WBTK
- Richmond, Virginia; United States;
- Broadcast area: Metro Richmond
- Frequency: 1380 kHz
- Branding: Poder 1380

Programming
- Language: Spanish
- Format: Religious

Ownership
- Owner: Mount Rich Media, LLC

History
- First air date: January 1927
- Former call signs: WMBG (1927–1966); WTVR (1966–2000); WVBB (2000–2001);

Technical information
- Licensing authority: FCC
- Facility ID: 57831
- Class: B
- Power: 5,000 watts
- Transmitter coordinates: 37°37′16.0″N 77°26′56.0″W﻿ / ﻿37.621111°N 77.448889°W

Links
- Public license information: Public file; LMS;
- Webcast: Listen live
- Website: www.wbtk.com

= WBTK =

WBTK is a Spanish religious formatted broadcast radio station licensed to and serving Richmond, Virginia. WBTK is owned and operated by Mount Rich Media, LLC.

==History==
The station was first authorized on January 7, 1927, as WMBG, a 10-watt station at around 1360 kHz, to auto parts dealer Wilbur Havens. It was based on the second floor of Havens' shop on West Broad and Laurel streets in downtown Richmond. Havens spent $500 to build the station. Although the call letters were randomly assigned from a sequential roster of available call signs, they were also said to stand for "Magnetos, Batteries, and Generators". The station began test transmissions later that month.
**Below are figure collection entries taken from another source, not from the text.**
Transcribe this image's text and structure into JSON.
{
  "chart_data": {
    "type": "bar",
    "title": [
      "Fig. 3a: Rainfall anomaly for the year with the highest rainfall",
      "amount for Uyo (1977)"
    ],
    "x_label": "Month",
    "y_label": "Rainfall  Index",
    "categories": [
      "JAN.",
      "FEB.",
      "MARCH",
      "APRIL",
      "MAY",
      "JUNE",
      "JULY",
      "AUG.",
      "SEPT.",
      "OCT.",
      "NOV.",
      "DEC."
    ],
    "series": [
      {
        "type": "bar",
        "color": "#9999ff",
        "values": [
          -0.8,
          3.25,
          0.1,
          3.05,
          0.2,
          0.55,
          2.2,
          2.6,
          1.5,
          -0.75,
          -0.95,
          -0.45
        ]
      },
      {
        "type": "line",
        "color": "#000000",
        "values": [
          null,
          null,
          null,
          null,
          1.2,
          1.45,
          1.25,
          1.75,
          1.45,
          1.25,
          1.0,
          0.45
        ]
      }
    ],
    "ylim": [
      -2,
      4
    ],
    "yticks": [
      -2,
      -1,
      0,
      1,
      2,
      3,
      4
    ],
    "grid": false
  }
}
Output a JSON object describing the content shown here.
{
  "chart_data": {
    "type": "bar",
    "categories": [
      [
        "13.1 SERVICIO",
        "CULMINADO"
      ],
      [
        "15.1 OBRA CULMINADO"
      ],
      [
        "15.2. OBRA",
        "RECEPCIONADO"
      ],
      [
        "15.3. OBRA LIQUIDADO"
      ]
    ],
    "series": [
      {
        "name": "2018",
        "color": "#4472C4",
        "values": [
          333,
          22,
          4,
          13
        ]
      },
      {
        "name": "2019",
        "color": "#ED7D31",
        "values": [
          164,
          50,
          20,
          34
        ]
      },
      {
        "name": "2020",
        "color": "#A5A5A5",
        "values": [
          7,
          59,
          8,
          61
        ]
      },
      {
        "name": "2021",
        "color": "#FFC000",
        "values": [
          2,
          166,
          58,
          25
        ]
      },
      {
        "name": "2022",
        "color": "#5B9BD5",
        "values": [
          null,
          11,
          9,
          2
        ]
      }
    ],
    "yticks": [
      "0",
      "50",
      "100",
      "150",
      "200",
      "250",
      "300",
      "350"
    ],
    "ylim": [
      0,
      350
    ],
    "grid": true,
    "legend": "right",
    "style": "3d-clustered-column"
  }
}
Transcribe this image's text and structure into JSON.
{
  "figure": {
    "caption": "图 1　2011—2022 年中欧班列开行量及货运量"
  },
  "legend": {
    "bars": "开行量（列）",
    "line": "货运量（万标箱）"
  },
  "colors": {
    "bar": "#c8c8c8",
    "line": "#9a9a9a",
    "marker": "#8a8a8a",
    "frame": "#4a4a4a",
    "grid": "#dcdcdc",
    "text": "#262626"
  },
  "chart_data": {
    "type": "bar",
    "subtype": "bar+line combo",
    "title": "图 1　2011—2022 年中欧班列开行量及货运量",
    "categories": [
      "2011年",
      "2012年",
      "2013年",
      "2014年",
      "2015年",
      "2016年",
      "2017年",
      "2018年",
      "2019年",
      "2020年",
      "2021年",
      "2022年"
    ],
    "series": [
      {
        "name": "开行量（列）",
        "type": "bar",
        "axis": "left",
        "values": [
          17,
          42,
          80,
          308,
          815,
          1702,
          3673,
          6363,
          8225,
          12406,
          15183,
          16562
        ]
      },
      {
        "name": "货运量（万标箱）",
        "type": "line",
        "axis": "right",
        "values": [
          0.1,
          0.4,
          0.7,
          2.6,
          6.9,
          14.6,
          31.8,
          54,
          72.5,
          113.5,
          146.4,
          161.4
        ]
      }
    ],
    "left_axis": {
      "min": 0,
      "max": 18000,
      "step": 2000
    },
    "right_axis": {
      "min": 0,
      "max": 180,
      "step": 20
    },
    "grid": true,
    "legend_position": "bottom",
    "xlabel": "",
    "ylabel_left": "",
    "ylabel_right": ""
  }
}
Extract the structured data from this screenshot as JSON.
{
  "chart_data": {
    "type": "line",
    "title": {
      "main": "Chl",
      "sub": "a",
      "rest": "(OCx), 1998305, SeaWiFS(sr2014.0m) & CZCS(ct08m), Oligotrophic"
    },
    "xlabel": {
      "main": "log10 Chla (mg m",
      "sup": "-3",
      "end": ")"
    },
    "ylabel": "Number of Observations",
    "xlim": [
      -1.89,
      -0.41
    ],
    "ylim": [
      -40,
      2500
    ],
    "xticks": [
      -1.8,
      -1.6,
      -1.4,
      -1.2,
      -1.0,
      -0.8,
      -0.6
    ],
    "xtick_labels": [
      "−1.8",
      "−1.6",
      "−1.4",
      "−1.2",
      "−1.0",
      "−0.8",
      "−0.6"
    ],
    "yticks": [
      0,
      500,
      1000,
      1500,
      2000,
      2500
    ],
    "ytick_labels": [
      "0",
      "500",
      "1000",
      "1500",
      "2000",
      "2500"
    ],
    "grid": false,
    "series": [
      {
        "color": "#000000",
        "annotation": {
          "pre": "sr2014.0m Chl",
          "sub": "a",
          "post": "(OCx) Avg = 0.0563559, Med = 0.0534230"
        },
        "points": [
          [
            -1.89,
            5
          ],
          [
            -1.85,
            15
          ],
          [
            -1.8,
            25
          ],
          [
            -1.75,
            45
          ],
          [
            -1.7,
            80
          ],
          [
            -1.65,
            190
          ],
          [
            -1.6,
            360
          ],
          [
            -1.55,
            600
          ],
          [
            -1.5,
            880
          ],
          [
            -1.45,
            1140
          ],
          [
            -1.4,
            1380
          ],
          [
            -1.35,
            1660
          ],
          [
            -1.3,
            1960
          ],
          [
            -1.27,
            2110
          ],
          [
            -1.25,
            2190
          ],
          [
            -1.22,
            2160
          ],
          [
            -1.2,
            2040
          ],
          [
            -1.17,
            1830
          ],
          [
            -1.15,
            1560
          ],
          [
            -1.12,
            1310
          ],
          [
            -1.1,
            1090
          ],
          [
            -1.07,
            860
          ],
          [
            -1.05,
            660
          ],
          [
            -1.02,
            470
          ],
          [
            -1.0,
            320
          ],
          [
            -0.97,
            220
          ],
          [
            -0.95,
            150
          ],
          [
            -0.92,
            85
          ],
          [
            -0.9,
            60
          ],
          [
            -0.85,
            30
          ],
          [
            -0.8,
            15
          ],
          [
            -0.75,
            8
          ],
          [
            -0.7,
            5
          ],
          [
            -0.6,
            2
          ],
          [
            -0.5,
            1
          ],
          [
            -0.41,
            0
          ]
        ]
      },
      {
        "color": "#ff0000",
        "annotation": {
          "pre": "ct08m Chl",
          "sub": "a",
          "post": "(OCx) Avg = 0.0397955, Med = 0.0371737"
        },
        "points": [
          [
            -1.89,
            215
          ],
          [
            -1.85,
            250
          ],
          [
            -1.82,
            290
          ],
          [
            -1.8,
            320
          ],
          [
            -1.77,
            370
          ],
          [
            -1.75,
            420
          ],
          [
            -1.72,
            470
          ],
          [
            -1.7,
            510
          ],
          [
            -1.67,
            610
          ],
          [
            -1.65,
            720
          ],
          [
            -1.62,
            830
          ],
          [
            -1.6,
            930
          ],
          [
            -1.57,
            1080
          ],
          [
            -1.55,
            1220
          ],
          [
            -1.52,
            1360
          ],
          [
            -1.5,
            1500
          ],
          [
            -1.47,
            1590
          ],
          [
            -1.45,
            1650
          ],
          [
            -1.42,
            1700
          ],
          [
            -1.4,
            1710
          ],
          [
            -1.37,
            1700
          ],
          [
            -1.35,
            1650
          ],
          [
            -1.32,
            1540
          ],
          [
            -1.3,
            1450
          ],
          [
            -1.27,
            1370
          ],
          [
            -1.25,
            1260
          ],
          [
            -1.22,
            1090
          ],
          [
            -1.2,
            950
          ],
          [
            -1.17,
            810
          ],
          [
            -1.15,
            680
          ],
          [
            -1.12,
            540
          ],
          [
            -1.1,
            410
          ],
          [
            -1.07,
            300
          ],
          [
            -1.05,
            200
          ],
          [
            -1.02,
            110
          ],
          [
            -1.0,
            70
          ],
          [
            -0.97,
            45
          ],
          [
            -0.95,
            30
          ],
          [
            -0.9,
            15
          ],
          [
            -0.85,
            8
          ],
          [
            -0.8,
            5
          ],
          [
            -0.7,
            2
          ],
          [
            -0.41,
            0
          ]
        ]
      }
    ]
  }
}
Following the establishment of the Federal Radio Commission (FRC), stations were initially issued a series of temporary authorizations starting on May 3, 1927, when WMBG was assigned to 1360 kHz. In addition, stations were informed that if they wanted to continue operating, they needed to file a formal license application by January 15, 1928, as the first step in determining whether they met the new "public interest, convenience, or necessity" standard. On May 25, 1928, the FRC issued General Order 32, which notified 164 stations, including WMBG, that "From an examination of your application for future license it does not find that public interest, convenience, or necessity would be served by granting it." However, the station successfully convinced the commission that it should remain licensed.

On November 11, 1928, the FRC made a major reallocation of station transmitting frequencies, as part of a reorganization resulting from its implementation of General Order 40. WMBG was assigned to 1210 kHz, sharing the frequency with WTAZ.

By 1939, the station had moved to a new studio a few blocks down West Broad. In 1947, Havens added an FM station on 98.1, WCOD (now WTVR-FM), followed a year later by the South's first television station, WTVR-TV (channel 6). Channel 6 is still located on West Broad, years after its former radio sisters moved out.

Havens sold WTVR, WMBG, and WCOD to Roy H. Park Communications in 1966. Park changed the radio stations' call signs to WTVR (AM) and WTVR-FM, respectively. When Park died in 1993, the company's assets were sold to a Lexington, Kentucky group of investors that sold the radio properties separately to various owners, with WTVR-AM-FM going to Clear Channel (now iHeartMedia) in 1995. The AM station changed its calls to WVBB in 2000. Clear Channel sold the AM station to Salem Communications in 2001 and changed the format to Christian talk under its current calls, WBTK. It has since been sold to locally-based Mount Rich Media and airs Spanish Christian talk.